Il est 17h30 passé, la nuit vient de tomber, une petite foule se presse devant le 92 rue de Charonne, la terrasse du café La Belle Équipe, prise pour cible dans la nuit du 13 novembre. Dans un coin, des Tunisiens discutent entre eux. Les associations de Tunisiens de France ont appelé à un rassemblement en mémoire de Halima et Houda Saâdi.
Un double choc
Avant les attaques de Paris, un jeune berger de 16 ans est égorgé en Tunisie à Jelma dans le gouvernorat de Sidi Bouzid par des extrémistes. " Nous étions à l’Assemblée et nous avons appris vers 18h le drame", raconte Sayida Ounissi, députée Ennahdha des Tunisiens en France, contactée par téléphone.
"C’était un enfant et la façon dont il est mort a touché tout le pays".
Trois heures plus tard, à Paris, dans les quartiers du 11ème et 10ème arrondissements, des fusillades et une explosion touchent huit terrasses de bars et de cafés parisiens. Au stade de France, alors que le match France-Allemagne est bien amorcé, trois kamikazes se font exploser près du stade. Et puis vers 21h30, des rumeurs parlant de fusillades et d’explosions commencent à faire le tour des réseaux sociaux. Pendant ce temps, les assaillants continuent leur massacre dans la salle de concert du Bataclan où ils prennent en otage les spectateurs et tuent 89 personnes.

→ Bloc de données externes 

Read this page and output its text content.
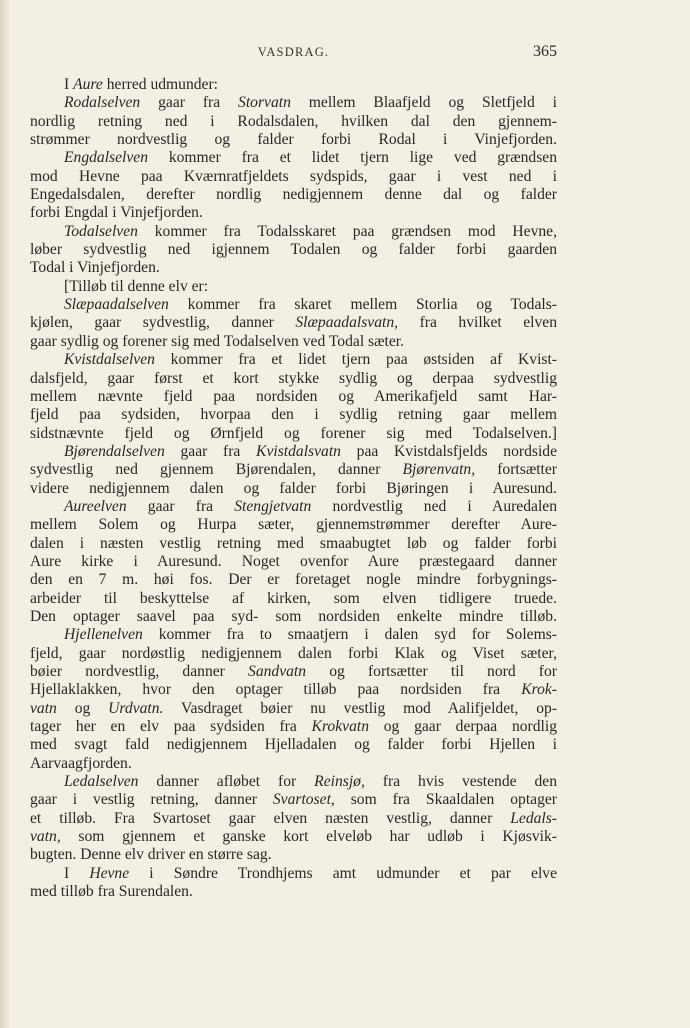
VASDRAG.	365
I Aure herred udmunder:
Rodalselven gaar fra Storvatn mellem Blaafjeld og Sletfjeld i
nordlig retning ned i Rodalsdalen, hvilken dal den gjennem-
strømmer nordvestlig og falder forbi Rodal i Vinjefjorden.
Engdalselven kommer fra et lidet tjern lige ved grændsen
mod Hevne paa Kværnratfjeldets sydspids, gaar i vest ned i
Engedalsdalen, derefter nordlig nedigjennem denne dal og falder
forbi Engdal i Vinjefjorden.
Todalselven kommer fra Todalsskaret paa grændsen mod Hevne,
løber sydvestlig ned igjennem Todalen og falder forbi gaarden
Todal i Vinjefjorden.
[Tilløb til denne elv er:
Slæpaadalselven kommer fra skaret mellem Storlia og Todals-
kjølen, gaar sydvestlig, danner Slæpaadalsvatn, fra hvilket elven
gaar sydlig og forener sig med Todalselven ved Todal sæter.
Kvistdalselven kommer fra et lidet tjern paa østsiden af Kvist-
dalsfjeld, gaar først et kort stykke sydlig og derpaa sydvestlig
mellem nævnte fjeld paa nordsiden og Amerikafjeld samt Har-
fjeld paa sydsiden, hvorpaa den i sydlig retning gaar mellem
sidstnævnte fjeld og Ørnfjeld og forener sig med Todalselven.]
Bjørendalselven gaar fra Kvistdalsvatn paa Kvistdalsfjelds nordside
sydvestlig ned gjennem Bjørendalen, danner Bjørenvatn, fortsætter
videre nedigjennem dalen og falder forbi Bjøringen i Auresund.
Aureelven gaar fra Stengjetvatn nordvestlig ned i Auredalen
mellem Solem og Hurpa sæter, gjennemstrømmer derefter Aure-
dalen i næsten vestlig retning med smaabugtet løb og falder forbi
Aure kirke i Auresund. Noget ovenfor Aure præstegaard danner
den en 7 m. høi fos. Der er foretaget nogle mindre forbygnings-
arbeider til beskyttelse af kirken, som elven tidligere truede.
Den optager saavel paa syd- som nordsiden enkelte mindre tilløb.
Hjellenelven kommer fra to smaatjern i dalen syd for Solems-
fjeld, gaar nordøstlig nedigjennem dalen forbi Klak og Viset sæter,
bøier nordvestlig, danner Sandvatn og fortsætter til nord for
Hjellaklakken, hvor den optager tilløb paa nordsiden fra Krok-
vatn og Urdvatn. Vasdraget bøier nu vestlig mod Aalifjeldet, op-
tager her en elv paa sydsiden fra Krokvatn og gaar derpaa nordlig
med svagt fald nedigjennem Hjelladalen og falder forbi Hjellen i
Aarvaagfjorden.
Ledalselven danner afløbet for Reinsjø, fra hvis vestende den
gaar i vestlig retning, danner Svartoset, som fra Skaaldalen optager
et tilløb. Fra Svartoset gaar elven næsten vestlig, danner Ledals-
vatn, som gjennem et ganske kort elveløb har udløb i Kjøsvik-
bugten. Denne elv driver en større sag.
I Hevne i Søndre Trondhjems amt udmunder et par elve
med tilløb fra Surendalen.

Entre 21h20 et 00h20 plus de 100 personnes sont tuées et plus de 300 blessées dans 9 attaques. Trois jours après, le bilan s’est alourdi est monte à 132 morts et 350 blessés. Parmi eux, deux soeurs d’origine tunisienne Halima et Houda Saâdi, venues célébrer l’anniversaire d’un ami. " Je connaissais très bien leurs frères et leurs cousins qui habitaient en face de chez moi vers Bastille, c’est très dur pour eux car en plus de leurs soeurs, ils ont aussi perdu beaucoup d’amis dans l’attaque", témoigne Khawla Ben Aïcha, députée Nida Tounes des Tunisiens enFrance.
Un autre Tunisien, Sami Kriaa a aussi été touché par une balle. Il est encore à l’hôpital. " Nous avons de ses nouvelles constamment par sa famille, la balle a été extirpée mais son état reste encore fragile".Les attentats qui touchent les deux pays à peu d’intervalles, (le Bardo après les attaques de janvier et Sousse au moment de l’attaque en Isère) rassemble les deux populations. En hommage aux victimes, des Tunisiens en France ont eu besoin de se rassembler comme d’autres, sur les lieux du drame.
En attendant l’ambassadeur de Tunisie qui doit venir déposer une gerbe de fleurs, les gens discutent, encore choqués. Les visages sont marqués. Mohamed Lakhdar Ellala, président de l’Association des Tunisiens en France, ancien membre de la Haute instance pour la réalisation des objectifs de la révolution est venu, pour exprimer sa solidarité avec ceux qui ont perdu un proche mais aussi son " indignation face à cette tuerie qui touche la jeunesse".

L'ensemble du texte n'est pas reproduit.